Hier volge dan een en ander uit zijn prediking.
Eerst een bladzijde waaruit we kunnen leren, wat óók tot de ontdekkende prediking behoort, juist in het midden der zichtbare kerk. Gezette Meerburg preekte over: „waarom wordt gij een christen genaamd?" En dan zegt hij:
„Ik zie hier een ganse schare voor Mij, die allen de naam van christenen dragen, maar Lieve Toehoorders! Ik maak op dit ogenblik de vraag van de Onderwijzer de mijne: waarom wordt gij, of gij, of gij een christen genaamd? uw geboorte uit christenouders geeft u geen recht tot die naam. De christelijke doop, waarmede gij gedoopt zijt en waardoor gij ontvangen hebt alleen het teken en het zegel van de afwassing der zonde, geeft u evenmin het recht daartoe, daar slechts het bloed van Jezus Christus van alle zonde reinigt. Onze belijdenis, ons ten Avondmaal gaan, ons opkomen aan deze plaats maakt ons ook niet tot christenen. Een uiterlijke goede wandel, zonder inwendig christendom, maakt ons gelijk aan de phariseeën, die, als witgepleisterde graven, van buiten wel schoon schijnen, maar van binnen vol doodsbeenderen zijn. Enige kloppingen van het geweten en een ontroerd gemoed kan dikwijls ontstaan uit vrees voor de straf, en ook dat maakt het kenmerk van de christen niet uit. Het Woord der zaligheid met vreugde te horen voorstellen, hiermede gaat het dikwijls als met een morgenwolk die voorbijgaat, waarvan Jezus zeide: die in steenachtige plaatsen gezaaid is, deze is degene die het Woord hoort, en dat terstond met vreugde ontvangt, doch hij heeft geen wortel in zichzelven, maar is voor een tijd; maar als verdrukking of vervolging komt om des Woords wil, zo is hij terstond geërgerd.
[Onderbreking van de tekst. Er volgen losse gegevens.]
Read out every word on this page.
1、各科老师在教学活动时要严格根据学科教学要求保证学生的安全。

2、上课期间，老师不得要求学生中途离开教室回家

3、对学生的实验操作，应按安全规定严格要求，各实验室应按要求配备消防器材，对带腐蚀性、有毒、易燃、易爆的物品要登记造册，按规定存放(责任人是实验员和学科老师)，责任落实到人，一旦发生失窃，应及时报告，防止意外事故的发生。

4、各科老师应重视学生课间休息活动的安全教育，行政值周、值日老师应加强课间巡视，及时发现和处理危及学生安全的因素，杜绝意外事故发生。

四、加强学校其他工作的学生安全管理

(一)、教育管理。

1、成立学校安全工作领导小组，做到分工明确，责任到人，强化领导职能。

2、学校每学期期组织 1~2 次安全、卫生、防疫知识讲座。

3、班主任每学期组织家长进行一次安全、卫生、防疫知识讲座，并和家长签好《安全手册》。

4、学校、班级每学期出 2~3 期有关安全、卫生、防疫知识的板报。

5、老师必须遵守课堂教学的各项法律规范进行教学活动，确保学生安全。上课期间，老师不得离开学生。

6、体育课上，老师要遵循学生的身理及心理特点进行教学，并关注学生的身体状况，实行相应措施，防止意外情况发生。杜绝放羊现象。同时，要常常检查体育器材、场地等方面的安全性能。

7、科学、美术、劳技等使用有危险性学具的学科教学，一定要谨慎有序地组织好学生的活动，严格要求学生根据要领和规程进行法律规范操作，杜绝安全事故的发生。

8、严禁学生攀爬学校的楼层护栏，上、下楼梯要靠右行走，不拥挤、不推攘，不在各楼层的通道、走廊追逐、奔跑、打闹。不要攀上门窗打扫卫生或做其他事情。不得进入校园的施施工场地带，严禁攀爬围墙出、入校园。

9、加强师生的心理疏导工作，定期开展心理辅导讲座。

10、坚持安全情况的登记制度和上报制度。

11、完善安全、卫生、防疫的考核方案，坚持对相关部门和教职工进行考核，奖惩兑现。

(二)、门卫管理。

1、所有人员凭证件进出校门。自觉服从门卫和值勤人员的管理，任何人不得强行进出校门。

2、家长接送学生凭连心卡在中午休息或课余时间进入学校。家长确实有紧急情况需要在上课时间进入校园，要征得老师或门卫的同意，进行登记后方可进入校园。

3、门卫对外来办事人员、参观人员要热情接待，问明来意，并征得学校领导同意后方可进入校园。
Meent gij dat men zich de naam van christen waardig kan maken, omdat men de verkering zoekt met het volk van God? Doch de dwaze maagden waren ook onder de wijzen; zij droegen ook hare lampen, maar zij hadden nochtans de zalving van de H. Geest niet. Gij draagt allen de naam van christenen, M. H., doch zijn er niet velen, die onder die naam een onchristelijke leer en een onchristelijk leven voeren?
Zijn er niet, die het Evangelie van Christus ongehoorzaam, zijn? Zijn er niet die hunne gerechtigheid niet in de offerande van Christus zoeken, maar in hunne eigene schijnbaar goede dingen? Zijn er niet die niet willen, dat Jezus Koning over hen zij, maar zich door de driehoofdige vijand laten regeren en besturen? Zijn er niet die Christus wel tot hunne Priester zouden begeren, opdat Hij hunne zonden verzoene, maar als Profeet en Koning naar zijne leer en bevelen niet horen willen? Zijn er niet doch wat behoeven wij verder te gaan? Ik vraag het u nogmaals, M. H., ik vraag het u in de tegenwoordigheid van God: waarom wordt gij een christen genaamd?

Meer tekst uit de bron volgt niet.